In cognitive Psychology, the long-term memory ( MLT ) is the memory with the current direction. The concept of MLT takes all its direction within the framework of the model of the memory which distinguish several subsystems according to the type of information memorized and the duration of retention. The long-term memory is thus opposed to the sensory Registre and the short-term Mémoire.

Storage in the long-term memory

The MLT thus appears when contained information in the working memory is stored there via a process of repetition. There exist two principal processes to store information in this memory: the car-repetition of maintenance (or maintenance) and the car-repetition of integration (or elaborative). The first consists in repeating information mentally to be learned. The second consists in using the semantic encoding by associating new information with another already known.

Types of long-term memory

There exist three types of long-term memory which are characterized by their contents.

Episodical memory

This type of memory includes/understands the memories of the lived events. It is the memory of the personal experience. However, it is paradoxical. One with the impression of better remembering the experiments that knowledge, but it is the opposite. In fact, the events are not revived, but are not rebuilt. Thus the emotions which the memories revive can modify our memory of the past.

semantic Memory

This type of memory relates to the encyclopedic facts and knowledge. It functions by objective concepts, which makes it more reliable and solid that the episodical memory.

Procedural memory

This type of memory relates to the driving skills, know-how, the usual gestures. It is thanks to it that one can remember how to carry out a sequence of gestures. It is highly reliable and preserves its memories even if they are not used during several years. The procedural memory is activated in the actions which we carry out “in free wheel”: to light a cigarette for the smokers, to prepare a boiled egg, to start its car, etc

If the procedural memory is implicit, it however has the advantage of being able to be clarified when the subject is questioned. This is why, the question “How do you make when you want to smoke a cigarette? ” an answer brings which can be translated in a detailed decisional tree.

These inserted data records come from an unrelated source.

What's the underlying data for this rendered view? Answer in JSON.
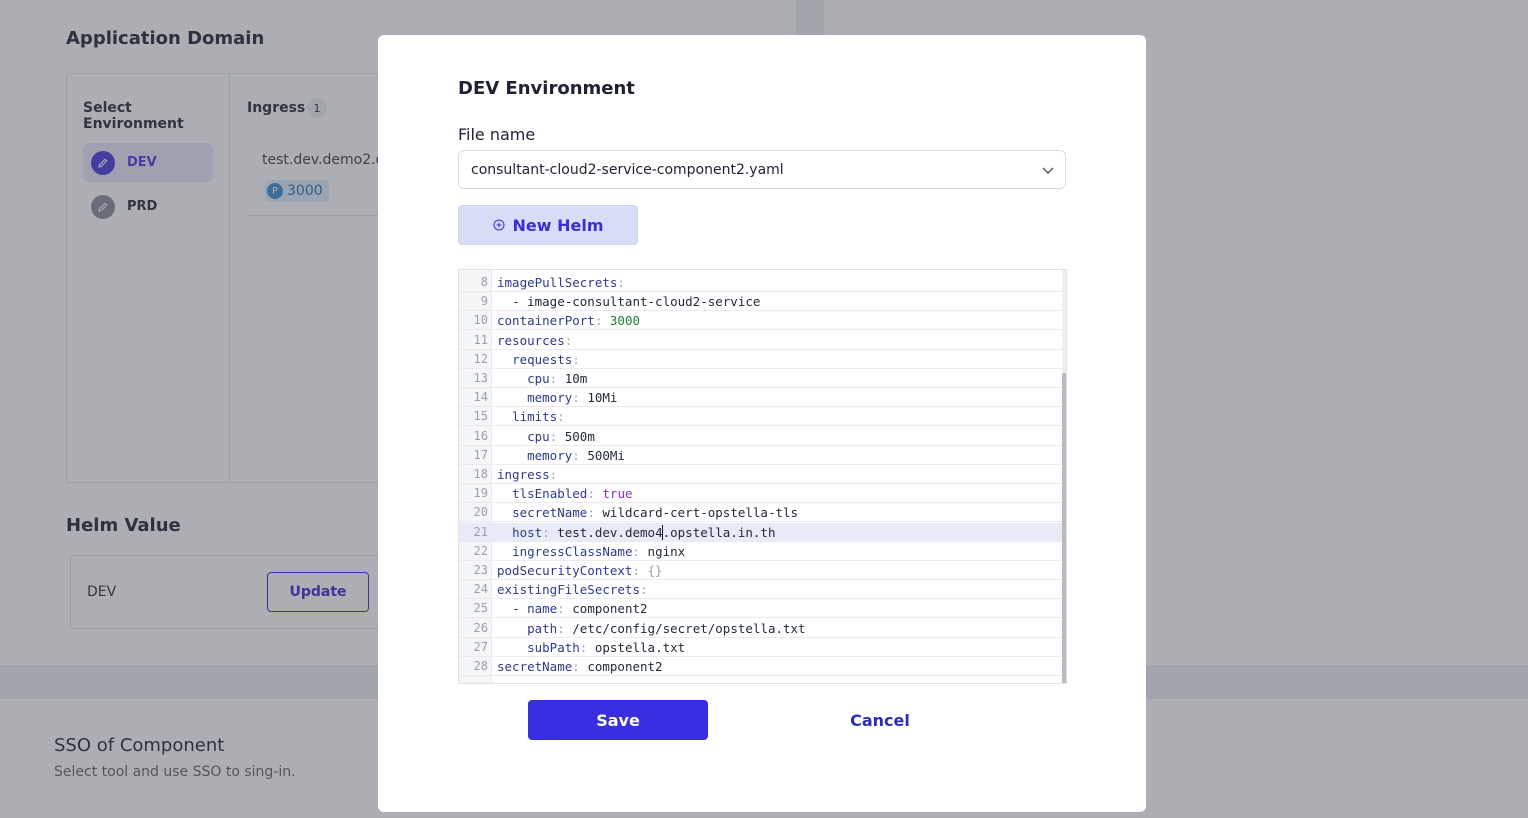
{
  "background": {
    "application_domain": {
      "title": "Application Domain",
      "select_environment_label": "Select Environment",
      "environments": [
        {
          "name": "DEV",
          "active": true
        },
        {
          "name": "PRD",
          "active": false
        }
      ],
      "ingress_label": "Ingress",
      "ingress_count": "1",
      "ingress_host": "test.dev.demo2.o",
      "port_prefix": "P",
      "port_value": "3000"
    },
    "helm_value": {
      "title": "Helm Value",
      "env": "DEV",
      "update_label": "Update"
    },
    "sso": {
      "title": "SSO of Component",
      "subtitle": "Select tool and use SSO to sing-in."
    }
  },
  "modal": {
    "title": "DEV Environment",
    "file_label": "File name",
    "file_value": "consultant-cloud2-service-component2.yaml",
    "new_helm_label": "New Helm",
    "save_label": "Save",
    "cancel_label": "Cancel",
    "editor_lines": [
      {
        "num": "8",
        "parts": [
          [
            "k",
            "imagePullSecrets"
          ],
          [
            "p",
            ":"
          ]
        ]
      },
      {
        "num": "9",
        "parts": [
          [
            "t",
            "  - image-consultant-cloud2-service"
          ]
        ]
      },
      {
        "num": "10",
        "parts": [
          [
            "k",
            "containerPort"
          ],
          [
            "p",
            ": "
          ],
          [
            "n",
            "3000"
          ]
        ]
      },
      {
        "num": "11",
        "parts": [
          [
            "k",
            "resources"
          ],
          [
            "p",
            ":"
          ]
        ]
      },
      {
        "num": "12",
        "parts": [
          [
            "t",
            "  "
          ],
          [
            "k",
            "requests"
          ],
          [
            "p",
            ":"
          ]
        ]
      },
      {
        "num": "13",
        "parts": [
          [
            "t",
            "    "
          ],
          [
            "k",
            "cpu"
          ],
          [
            "p",
            ": "
          ],
          [
            "t",
            "10m"
          ]
        ]
      },
      {
        "num": "14",
        "parts": [
          [
            "t",
            "    "
          ],
          [
            "k",
            "memory"
          ],
          [
            "p",
            ": "
          ],
          [
            "t",
            "10Mi"
          ]
        ]
      },
      {
        "num": "15",
        "parts": [
          [
            "t",
            "  "
          ],
          [
            "k",
            "limits"
          ],
          [
            "p",
            ":"
          ]
        ]
      },
      {
        "num": "16",
        "parts": [
          [
            "t",
            "    "
          ],
          [
            "k",
            "cpu"
          ],
          [
            "p",
            ": "
          ],
          [
            "t",
            "500m"
          ]
        ]
      },
      {
        "num": "17",
        "parts": [
          [
            "t",
            "    "
          ],
          [
            "k",
            "memory"
          ],
          [
            "p",
            ": "
          ],
          [
            "t",
            "500Mi"
          ]
        ]
      },
      {
        "num": "18",
        "parts": [
          [
            "k",
            "ingress"
          ],
          [
            "p",
            ":"
          ]
        ]
      },
      {
        "num": "19",
        "parts": [
          [
            "t",
            "  "
          ],
          [
            "k",
            "tlsEnabled"
          ],
          [
            "p",
            ": "
          ],
          [
            "b",
            "true"
          ]
        ]
      },
      {
        "num": "20",
        "parts": [
          [
            "t",
            "  "
          ],
          [
            "k",
            "secretName"
          ],
          [
            "p",
            ": "
          ],
          [
            "t",
            "wildcard-cert-opstella-tls"
          ]
        ]
      },
      {
        "num": "21",
        "highlight": true,
        "parts": [
          [
            "t",
            "  "
          ],
          [
            "k",
            "host"
          ],
          [
            "p",
            ": "
          ],
          [
            "t",
            "test.dev.demo4"
          ],
          [
            "c",
            ""
          ],
          [
            "t",
            ".opstella.in.th"
          ]
        ]
      },
      {
        "num": "22",
        "parts": [
          [
            "t",
            "  "
          ],
          [
            "k",
            "ingressClassName"
          ],
          [
            "p",
            ": "
          ],
          [
            "t",
            "nginx"
          ]
        ]
      },
      {
        "num": "23",
        "parts": [
          [
            "k",
            "podSecurityContext"
          ],
          [
            "p",
            ": {}"
          ]
        ]
      },
      {
        "num": "24",
        "parts": [
          [
            "k",
            "existingFileSecrets"
          ],
          [
            "p",
            ":"
          ]
        ]
      },
      {
        "num": "25",
        "parts": [
          [
            "t",
            "  - "
          ],
          [
            "k",
            "name"
          ],
          [
            "p",
            ": "
          ],
          [
            "t",
            "component2"
          ]
        ]
      },
      {
        "num": "26",
        "parts": [
          [
            "t",
            "    "
          ],
          [
            "k",
            "path"
          ],
          [
            "p",
            ": "
          ],
          [
            "t",
            "/etc/config/secret/opstella.txt"
          ]
        ]
      },
      {
        "num": "27",
        "parts": [
          [
            "t",
            "    "
          ],
          [
            "k",
            "subPath"
          ],
          [
            "p",
            ": "
          ],
          [
            "t",
            "opstella.txt"
          ]
        ]
      },
      {
        "num": "28",
        "parts": [
          [
            "k",
            "secretName"
          ],
          [
            "p",
            ": "
          ],
          [
            "t",
            "component2"
          ]
        ]
      }
    ]
  }
}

With each “node”, a change of procedure can be carried out (example: lighting can be made with a lighter, a match or the preceding cigarette), which is useful to stop one day smoking.

Capacity

The capacity of the MLT is theoretically infinite (considering that the researchers still did not test the limits of them). Beside the number of things that it sometimes happens to us to forget, that can appear very strange: why do we forget, that is to say what prevents us the access information, if it is there?

The lapse of memory of information stored in the MLT comes from an incapacity to reach the information and not the absence of information in the storage system. This problem of access is due to two types of interferences with other information:

Retroactive interference

To remember old information is more difficult, because of the superabundance of recent information.

Proactive interference

To remember recent information is more difficult, because of the superabundance of old information. Old information infère on new information and inhibits it.